One example of the “interesting” ways we use RT is in our handling of bounces; RT3, unlike RT2, doesn’t by default support routing bounce messages relating to tickets back into RT, but because of the range of internal users of the system, we needed to be able to continue to support this functionality. What we’ve ended up with is an exim filter rule, together with a scrip based on this one from the RT wiki (another very useful community resource) with some additions which email our staff users to let them know about the incoming bounce, and with a patch to ensure that bounces get routed to the right place.
It’s worth mentioning that RT supports quite a powerful overlays system which allows for plugins to cleanly implement a certain amount of new functionality without having to patch the core codebase. Some of our work is done this way, but a few more changes have been made directly, as discussed above. Nowadays we have much better ways for managing patchsets on top of official Debian packages, which makes this a less worrying prospect than it was in our RT2 days.
Our migration project also involved a fair bit of work to get the rt2tort3 scripts up and running with RT3.8 (I suspect we were one of the first to do so — after all, most people hopefully got round to the migration long ago!). That work is available as a forked github project.

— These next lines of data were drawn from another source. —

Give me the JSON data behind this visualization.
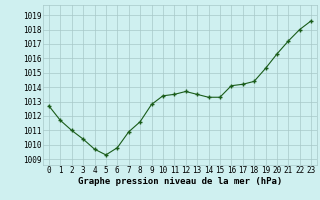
{
  "x": [
    0,
    1,
    2,
    3,
    4,
    5,
    6,
    7,
    8,
    9,
    10,
    11,
    12,
    13,
    14,
    15,
    16,
    17,
    18,
    19,
    20,
    21,
    22,
    23
  ],
  "y": [
    1012.7,
    1011.7,
    1011.0,
    1010.4,
    1009.7,
    1009.3,
    1009.8,
    1010.9,
    1011.6,
    1012.8,
    1013.4,
    1013.5,
    1013.7,
    1013.5,
    1013.3,
    1013.3,
    1014.1,
    1014.2,
    1014.4,
    1015.3,
    1016.3,
    1017.2,
    1018.0,
    1018.6
  ],
  "ylim": [
    1008.6,
    1019.7
  ],
  "yticks": [
    1009,
    1010,
    1011,
    1012,
    1013,
    1014,
    1015,
    1016,
    1017,
    1018,
    1019
  ],
  "xticks": [
    0,
    1,
    2,
    3,
    4,
    5,
    6,
    7,
    8,
    9,
    10,
    11,
    12,
    13,
    14,
    15,
    16,
    17,
    18,
    19,
    20,
    21,
    22,
    23
  ],
  "xlabel": "Graphe pression niveau de la mer (hPa)",
  "line_color": "#1a5c1a",
  "marker": "+",
  "marker_size": 3,
  "marker_edge_width": 1.0,
  "line_width": 0.8,
  "bg_color": "#cff0f0",
  "grid_color": "#a8c8c8",
  "tick_fontsize": 5.5,
  "xlabel_fontsize": 6.5
}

The nice thing about working on RT at OUCS is that it’s an important tool used by a significant proportion of OUCS staff for their daily work, all day every day. This results in a large number of detailed change requests, which we have been diligently collating and assessing for implementation. Due to other workloads we haven’t been as responsive to those requests as we’d like, but a team internal ‘hackfest’ is planned for next year in order to hopefully address some of those (and probably also to move to RT4).
Another nice thing about RT is working with a great bunch of individuals both at Best Practical, who are the core maintainers of RT, and the external user and developer communities, both on IRC, mailing lists and wikis. This has made it especially rewarding working on the official Debian packages, as well as deploying RT here at OUCS. It’s an excellent example of Free/Libre Software working for all parties, with the users contributing valuable code back to the project, and I’m pleased to be able to participate in the free exchange of ideas and code, with the support of the OUCS OSS policy, which makes releasing code under Free/Open licences fairly trouble-free.
Coincidentally, I was able to meet up with the Best Practical team in Cambridge, MA, USA last year whilst attending the MIT Kerberos Conference; those sort of face-to-face meetings with collaborators in free software are an excellent way of getting to know the people at the other end of an IRC client or mailing list.
Crucially, they recommended a bar serving excellent beer.